If you’re like me, you probably believe that Mystery Science Theater 3000 was the funniest thing on television. The show was perfect for film geeks. It blended low humor (which geeks like) with high humor (which only geeks get) combined with movie-buffery. Once non-geek types got over the fact that Mike and the rest talk over the movie, they like the show, too. After the show’s long run on cable television on various channels, MST3K came to an end. In its wake, various amateur groups have endeavored to revived the idea though “fanvids.” Several of them are covered in the new issue of the ‘zine Cashiers du Cinemart, which isn’t online yet (though it will be eventually, like the previous 14 issues), but the article covers such groups as Mystery Fandom Theater 3000 and Mystery Spatula Theater.
What we really want, though, are the old guard back in the saddle, and that’s what the MST3K fans get with the new series, The Film Crew. Mike Nelson, Kevin Murphy, and Bill Corbett. The Film Crew’s premise is that three guys in corporate uniforms have been hired by a Mr. Bob Honcho (who calls in like Charlie to his Angels) to provide audio commentary tracks for all the films that don’t enjoy the service. This time, though, the MST3K vets are shorn of puppets and skits and other beloved facets of the show introduced by its original creator Joel Hodgson. Nor does the show have anything like MST3K’s beautiful closing “love theme.”

However, the series does have great wit, as seen in the two releases so far: The Film Crew: Hollywood After Dark (Shout Factory, $19.95, street date July 10, 2007) and The Film Crew: Killers From Space (Shout Factory, $19.95, street date August 7, 2007). The 1968 Hollywood After Dark (also known as Walk the Angry Beach) is a cheap crime thriller set in the world of strippers and starring Rue McClanahan, later of The Golden Girls, while Killers From Space is a conventional alien invasion story typical of the times, starring Peter Graves and released in 1954. The next Film Crew victim, Wild Women of Wongo, comes out September 11th.
Essentially what the gang do is provide audio commentary tracks to movies.
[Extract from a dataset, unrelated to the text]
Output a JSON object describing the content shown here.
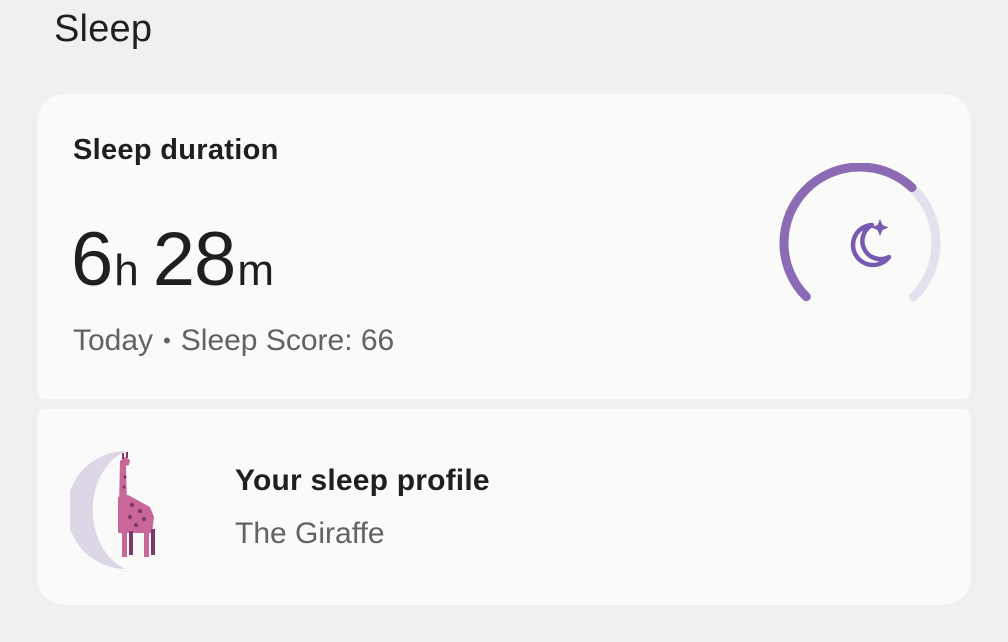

And Nelson does that in another venture, Rifftrax, in which he provides audio commentary tracks that the consumer downloads and then plays back while watching the movie on computer or television. These downloads are not free, and Nelson tends to do more recent films, such as The Fifth Element, Top Gun (which he did with Bill Corbett), Point Break, Star Wars Episode I: The Phantom Menace (which he did with Kevin Murphy), Battlefield Earth (done with Kevin Murphy and Bill Corbett), and numerous others.

Though a little grayer, fatter, and balder, The Film Crew does maintain a level of wit we all loved from MST3K. If the cast is a little stiff in the discs’ opening scenes set in the Film Crew workspace (it’s possible that Murphy and Corbett are better “actors” when they are hiding behind puppets), they are all back in form once the films themselves start unreeling. Nelson, noting that Hollywood After Dark, which opens in a junk yard, isn’t so dark, scoffs at the film’s title, Murphy adds, “It’s more like Barstow after Breakfast.” When Graves is told that his astronaut’s body was revived in outer space by the aliens, Corbett asks in his place, “Why did they go in through my sphincter.” The jokes are just the common fare that made MST3K so beloved: references to or the noises of uncontrolled body excretions, accusations of homosexuality, physical comparisons between celebrities and the figures on the screen, withering comparisons to the stars’ later or earlier careers, vocalizing of hidden thoughts, over-reactions to sudden changes such as unexpected close ups, funny voices, undercutting banalities, and highbrow allusions (as Peter Graves attempts to flee a deep cavern, the gang notes, “Don’t let George Crumb write your chase music for you”). Though not as finely honed as the old MST3K efforts (the Film Crew are more likely to make you feel misty eyed for the old MST3Ks) they get the job done. Give the guys four or five more tries and they should be up to speed.
Each disc comes in a keep case, with four chapters per disc, and a minor extra. Hollywood After Dark comes with a sew-on patch of the Film Crew’s ticket logo.